Hadn't we better talk of something else?"
"As you wish," Helen returned lightly. "But you can at least tell me about the Guardian, and what has been happening since I left. In an occasional letter which I have received from an insurance friend of mine in New York, there has never been a word about his company."
"Your correspondent no doubt wanted to be cheerful when he wrote to, you, and for that reason it has been necessary for him to omit all reference to the Guardian's affairs."
"But I heard indirectly about them, just the same--from Uncle Silas. I know of course that he retired from the active management of Silas Osgood and Company because he was humiliated and chagrined at being obliged to resign the agency of his old friend Mr. Wintermuth's company, and I know that, although he would not interfere with Mr. Cole after Mr. Cole took charge of the business, he disapproved of Mr.
Cole's accepting the agency of the Salamander."
"Well, if you know as much as that, you know that our suspicions of Mr.
O'Connor proved all too true. He not only engineered the scheme to get us out of the Eastern Conference, but after we got out he has tried to steal all our best agents and business for his own company, and, thanks to the lack of any resistance on our part, he has been able in many cases to succeed."

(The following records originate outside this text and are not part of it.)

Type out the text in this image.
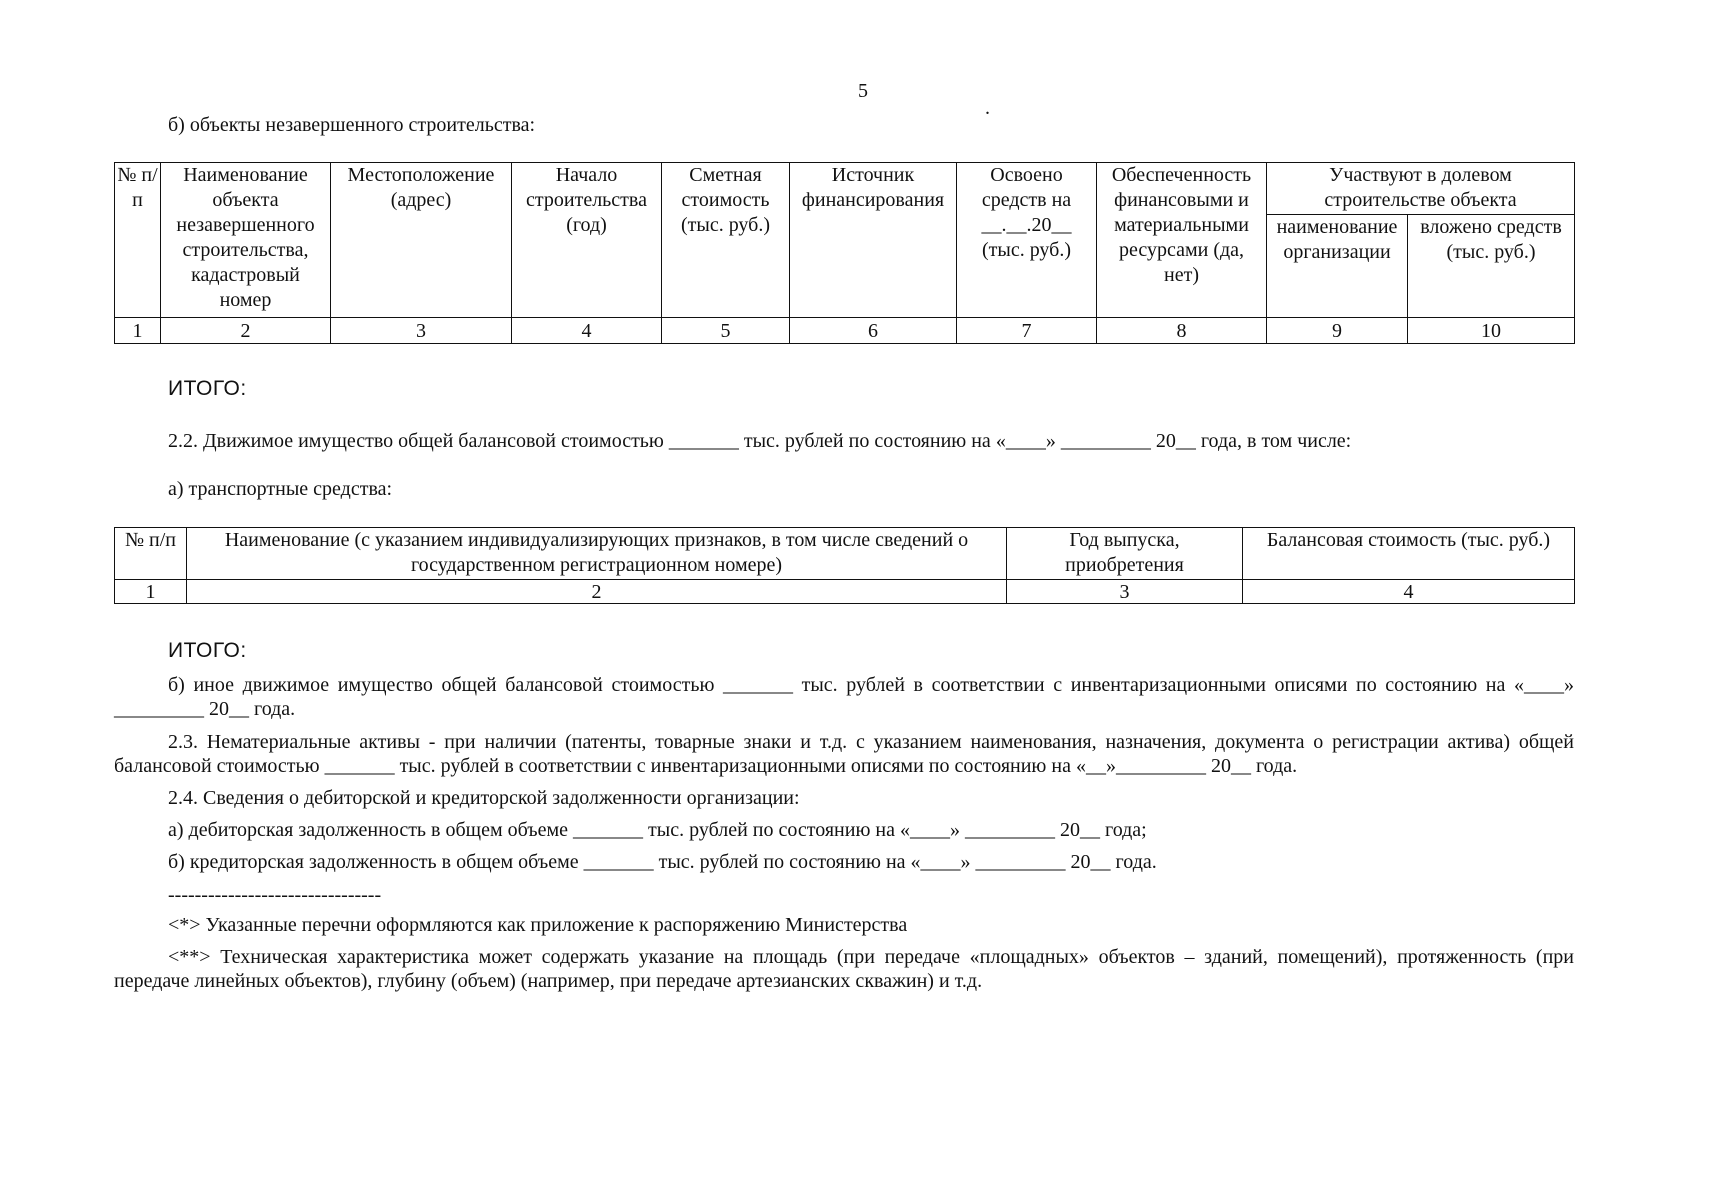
5
.
б) объекты незавершенного строительства:
№ п/п	Наименование объекта незавершенного строительства, кадастровый номер	Местоположение (адрес)	Начало строительства (год)	Сметная стоимость (тыс. руб.)	Источник финансирования	Освоено средств на __.__.20__ (тыс. руб.)	Обеспеченность финансовыми и материальными ресурсами (да, нет)	Участвуют в долевом строительстве объекта	
								наименование организации	вложено средств (тыс. руб.)
1	2	3	4	5	6	7	8	9	10
ИТОГО:
2.2. Движимое имущество общей балансовой стоимостью _______ тыс. рублей по состоянию на «____» _________ 20__ года, в том числе:
а) транспортные средства:
№ п/п	Наименование (с указанием индивидуализирующих признаков, в том числе сведений о государственном регистрационном номере)	Год выпуска, приобретения	Балансовая стоимость (тыс. руб.)
1	2	3	4
ИТОГО:
б) иное движимое имущество общей балансовой стоимостью _______ тыс. рублей в соответствии с инвентаризационными описями по состоянию на «____» _________ 20__ года.
2.3. Нематериальные активы - при наличии (патенты, товарные знаки и т.д. с указанием наименования, назначения, документа о регистрации актива) общей балансовой стоимостью _______ тыс. рублей в соответствии с инвентаризационными описями по состоянию на «__»_________ 20__ года.
2.4. Сведения о дебиторской и кредиторской задолженности организации:
а) дебиторская задолженность в общем объеме _______ тыс. рублей по состоянию на «____» _________ 20__ года;
б) кредиторская задолженность в общем объеме _______ тыс. рублей по состоянию на «____» _________ 20__ года.
--------------------------------
<*> Указанные перечни оформляются как приложение к распоряжению Министерства
<**> Техническая характеристика может содержать указание на площадь (при передаче «площадных» объектов – зданий, помещений), протяженность (при передаче линейных объектов), глубину (объем) (например, при передаче артезианских скважин) и т.д.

"But why didn't you resist? I don't quite understand. Couldn't anybody--couldn't you stop him?"
"I--I didn't have a chance," answered Smith.
"Indeed? And why not?" continued his inquisitor.
"From the series of pointed questions you are putting me, I might almost imagine I was being interviewed by the representative of a muck-raking magazine," countered her visitor, in covert concern.
"From the lack of actual information in your replies one might almost imagine you were," Helen cordially agreed. "Now are you going to answer my inquiry?"
"Well, the Guardian directors selected another man to take charge of its underwriting affairs, and we didn't hit it off very well--naturally he did things in his own way."
"I know," said the girl, nodding her head; "Mr. Gunterson."
"Good heavens!" said the young man, "is there any use in my attempting to give information to some one who already has it all? If you know all about this and what has gone on, why ask me?"
"I wanted to hear what you'd say. It is a natural desire, I'm sure, and you ought to be willing to help gratify it. You see, you are responsible for my interest in the affairs of your insurance company, and you have almost a parental responsibility."
"How is Wilkinson?" said Smith, engagingly.
"Presently it may be that the conversation can be diverted to Mr.
Wilkinson. But not now."
"Well, then, to go back to the affairs of the Guardian, how is Mr.
Osgood? It's rather dangerous for a man who's been in harness so long to get out of it so suddenly. It's not good for a man--in my opinion."
"More adroit--for I really want to tell you about Uncle Silas. But business first--then pleasure."
"Well," said her visitor, with resignation, "go ahead, Miss Portia."
"I wish to know all about what happened in the Guardian while Mr.
Gunterson was in charge," said Helen, simply.
And finally, with a few evasions which were immediately detected and some omissions which were possibly suspected, Smith told the story of the decline of the Guardian.
"So Mr. Gunterson left," commented the girl, when all was said. "What happened then?"